Forschungsstandort Heidelberg
Leben ist Bewegung
Die ehemalige Stiftung Orthopädische Universitätsklinik Heidelberg ist eine der größten und mit knapp 100-jähriger Geschichte ältesten Kliniken für muskuloskelettale Universitätsmedizin in Deutschland. Architektonisch und inhaltlich „unter einem Dach“ prägt das Heidelberger Team die gemeinsame Passion, Bewegung für Patienten zu ermöglichen. Konzepte der Präzisions- und Präventionsforschung verbinden dabei übergreifend die wissenschaftlichen Möglichkeiten.

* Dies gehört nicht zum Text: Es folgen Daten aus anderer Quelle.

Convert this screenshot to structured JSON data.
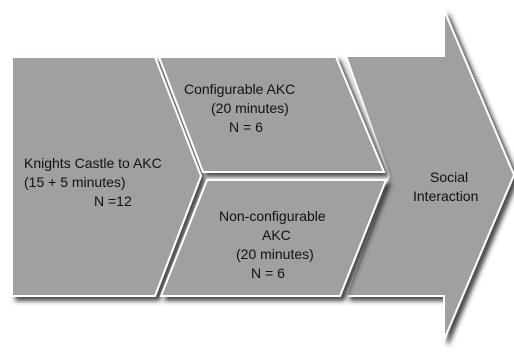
{
  "diagram": {
    "colors": {
      "fill": "#a0a0a0",
      "stroke": "#ffffff",
      "shadow": "#2a2a2a",
      "text": "#111111",
      "background": "#ffffff"
    },
    "stages": [
      {
        "id": "knights",
        "lines": [
          "Knights Castle to AKC",
          "(15 + 5 minutes)",
          "N =12"
        ]
      },
      {
        "id": "configurable",
        "lines": [
          "Configurable AKC",
          "(20 minutes)",
          "N = 6"
        ]
      },
      {
        "id": "nonconfigurable",
        "lines": [
          "Non-configurable",
          "AKC",
          "(20 minutes)",
          "N = 6"
        ]
      },
      {
        "id": "social",
        "lines": [
          "Social",
          "Interaction"
        ]
      }
    ]
  }
}
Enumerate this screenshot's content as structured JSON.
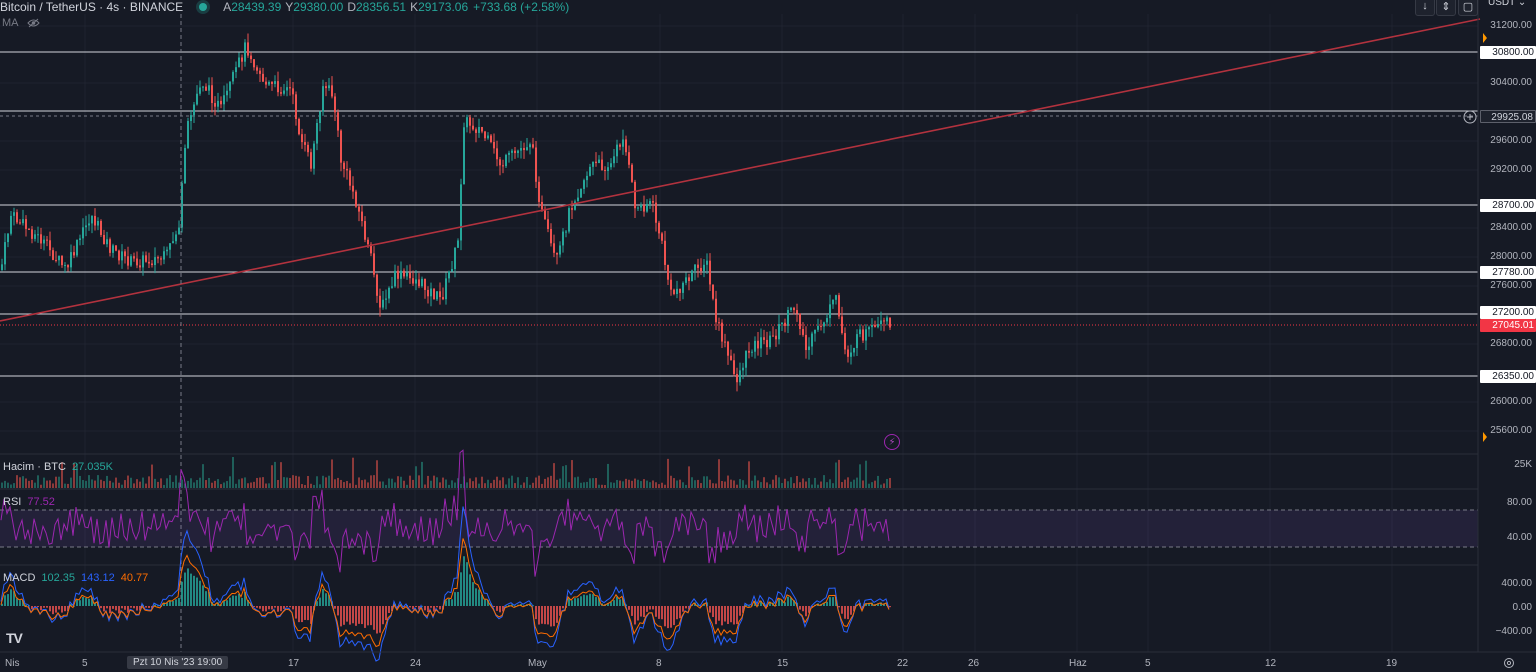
{
  "header": {
    "title": "Bitcoin / TetherUS · 4s · BINANCE",
    "open_key": "A",
    "open_val": "28439.39",
    "high_key": "Y",
    "high_val": "29380.00",
    "low_key": "D",
    "low_val": "28356.51",
    "close_key": "K",
    "close_val": "29173.06",
    "change": "+733.68 (+2.58%)",
    "ma_label": "MA",
    "currency": "USDT",
    "icons": [
      "arrow-down-icon",
      "collapse-icon",
      "maximize-icon"
    ]
  },
  "price_axis": {
    "ticks": [
      "31200.00",
      "30400.00",
      "29600.00",
      "29200.00",
      "28400.00",
      "28000.00",
      "27600.00",
      "26800.00",
      "26000.00",
      "25600.00"
    ],
    "levels": [
      "30800.00",
      "29925.08",
      "28700.00",
      "27780.00",
      "27200.00",
      "26350.00"
    ],
    "current": "27045.01"
  },
  "volume": {
    "label": "Hacim · BTC",
    "value": "27.035K",
    "tick": "25K"
  },
  "rsi": {
    "label": "RSI",
    "value": "77.52",
    "ticks": [
      "80.00",
      "40.00"
    ]
  },
  "macd": {
    "label": "MACD",
    "v1": "102.35",
    "v2": "143.12",
    "v3": "40.77",
    "ticks": [
      "400.00",
      "0.00",
      "−400.00"
    ]
  },
  "time_axis": {
    "labels": [
      "Nis",
      "5",
      "17",
      "24",
      "May",
      "8",
      "15",
      "22",
      "26",
      "Haz",
      "5",
      "12",
      "19"
    ],
    "crosshair": "Pzt 10 Nis '23   19:00"
  },
  "colors": {
    "up": "#26a69a",
    "down": "#ef5350",
    "trend": "#b2323e",
    "rsi": "#9c27b0",
    "macd": "#2962ff",
    "signal": "#ff6d00"
  }
}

Im Heidelberger Stadtteil Schlierbach verbinden sich Spitzenmedizin und Exzellenzforschung. Am Eingang in den weitläufigen Campus blitzen Sonnenstrahlen auf filigran windsensibel gelagerten Stahlblättern an einer im Jahr 1996 von dem Künstler Hans-Michael Kissel geschaffenen Skulptur. Deren Titel „Life is movement“ hätte für den Wissenschaftsstandort mit Grundlagen-, translationaler und klinischer Forschung nicht besser gewählt sein können. Eine große Anzahl von Wissenschaftsförderungen, Preisen und Auszeichnungen sind mit dem Klinikum verbunden – Ausdruck einer jahrzehntelangen, erstklassigen wissenschaftlichen Leitung des ehemaligen Direktors Prof. Dr. Volker Ewerbeck. Diese Erfolgsstrategie setzt sich fort, sichtbar unter anderem in zahlreichen BMBF- und DFG-Projekten, die aktuell realisiert werden. Im Jahr 2020 wurden von den klinischen Forschungseinrichtungen 135 Arbeiten mit insgesamt 295 Impactpunkten publiziert. Aktuell werden über 120 klinische Studien bearbeitet.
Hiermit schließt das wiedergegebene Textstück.